Scotlynn Sweetpac Growers was charged with 20 counts after a 55-year-old Mexican farm worker died of COVID-19 following an outbreak that infected about 200 workers.
Ken Forth, president of Foreign Agricultural Resource Management Services, the non-profit organization that administers the Seasonal Agricultural Workers Program, told Farmers Forum he was “shocked” by the news but didn’t know any details of the Scotlynn case and couldn’t “defend either side.”
However, Forth observed: “How many nursing home operators have been charged? Hundreds of people died in those, and they’re businesses like everything else.”
He also expressed concern about looking at the events of more than a year ago — when the virus was less understood and vaccines didn’t exist — “through the eyes of September 2021.”
He added that even in a pandemic, migrant workers are not “sequestered” on the farms that employ them. “They can go wherever the hell they want, so where are we (as farmers) in that scenario?”
The vegetable farm faces 10 charges under Ontario’s Occupational Health and Safety Act (OHSA). Its owner Scott Biddle faces an additional 10 charges. The charges allege that the farm didn’t take “every precaution reasonable” to prevent infection in the migrant worker population employed at the farm 75 kilometers south of Hamilton.
The reports suggest the accused specifically fell short in ensuring workers wore masks, were protected behind barriers when not socially distanced, and had access to adequate hand hygiene facilities.
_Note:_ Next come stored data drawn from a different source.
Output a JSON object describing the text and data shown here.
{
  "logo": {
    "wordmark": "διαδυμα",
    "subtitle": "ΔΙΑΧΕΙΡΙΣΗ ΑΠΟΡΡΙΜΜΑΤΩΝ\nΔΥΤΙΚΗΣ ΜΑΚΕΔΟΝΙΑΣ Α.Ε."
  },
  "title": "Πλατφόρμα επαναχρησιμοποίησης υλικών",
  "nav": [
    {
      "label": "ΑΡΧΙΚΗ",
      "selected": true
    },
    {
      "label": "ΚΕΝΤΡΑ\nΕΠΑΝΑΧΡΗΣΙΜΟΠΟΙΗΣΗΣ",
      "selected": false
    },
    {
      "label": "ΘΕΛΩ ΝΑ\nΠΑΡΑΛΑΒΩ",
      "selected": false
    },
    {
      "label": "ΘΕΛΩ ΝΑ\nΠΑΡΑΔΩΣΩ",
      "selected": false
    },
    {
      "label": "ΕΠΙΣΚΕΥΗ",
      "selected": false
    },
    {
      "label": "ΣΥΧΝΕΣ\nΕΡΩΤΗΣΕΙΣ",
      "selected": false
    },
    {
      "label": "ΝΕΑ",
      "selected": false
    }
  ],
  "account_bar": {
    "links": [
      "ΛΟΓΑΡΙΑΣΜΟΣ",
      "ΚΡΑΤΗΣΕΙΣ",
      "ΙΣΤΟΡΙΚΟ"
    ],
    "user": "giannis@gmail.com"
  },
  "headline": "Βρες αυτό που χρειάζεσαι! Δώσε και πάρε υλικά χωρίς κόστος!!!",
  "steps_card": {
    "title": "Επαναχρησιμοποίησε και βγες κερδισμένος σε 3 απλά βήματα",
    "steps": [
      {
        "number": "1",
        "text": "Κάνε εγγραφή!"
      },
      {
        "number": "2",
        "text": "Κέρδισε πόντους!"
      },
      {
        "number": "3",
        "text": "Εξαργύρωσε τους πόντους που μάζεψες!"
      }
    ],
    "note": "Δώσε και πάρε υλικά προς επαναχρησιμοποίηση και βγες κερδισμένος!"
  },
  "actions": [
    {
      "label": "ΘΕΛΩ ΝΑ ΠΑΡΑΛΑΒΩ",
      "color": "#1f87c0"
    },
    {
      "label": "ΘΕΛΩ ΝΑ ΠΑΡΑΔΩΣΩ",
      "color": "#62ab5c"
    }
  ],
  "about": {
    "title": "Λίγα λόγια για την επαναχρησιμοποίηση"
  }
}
It’s also alleged the farm failed to identify and exclude from the workplace those employees at higher likelihood of transmitting the virus between late June and early July 2020.
A Ministry of Labour spokesperson also confirmed for Farmers Forum that the farm was charged in April with an additional seven charges under the Reopening Ontario Act and the OHSA.
Ontario Fruit & Vegetable Growers Association Chair Bill George declined comment when asked if he felt his industry had been targeted by the province, in light of the groundbreaking charges. “I can’t really comment on anything before the courts,” said George.
However, he observed that vaccinating temporary seasonal workers has been “a big help” to the industry.
Scotlynn Sweetpac Growers did not respond to a phone and email request for comment.
The company website recounts how it started as a “small family farm in the 90s” and grew into “one of Ontario’s largest farming operations” focused on sweetcorn, watermelon, pumpkins and asparagus. In 2012, the farm opened a U.S. division headquartered in Belle Glade, Florida.
If convicted, Scotlynn farm could face fines of up to $1.5-million.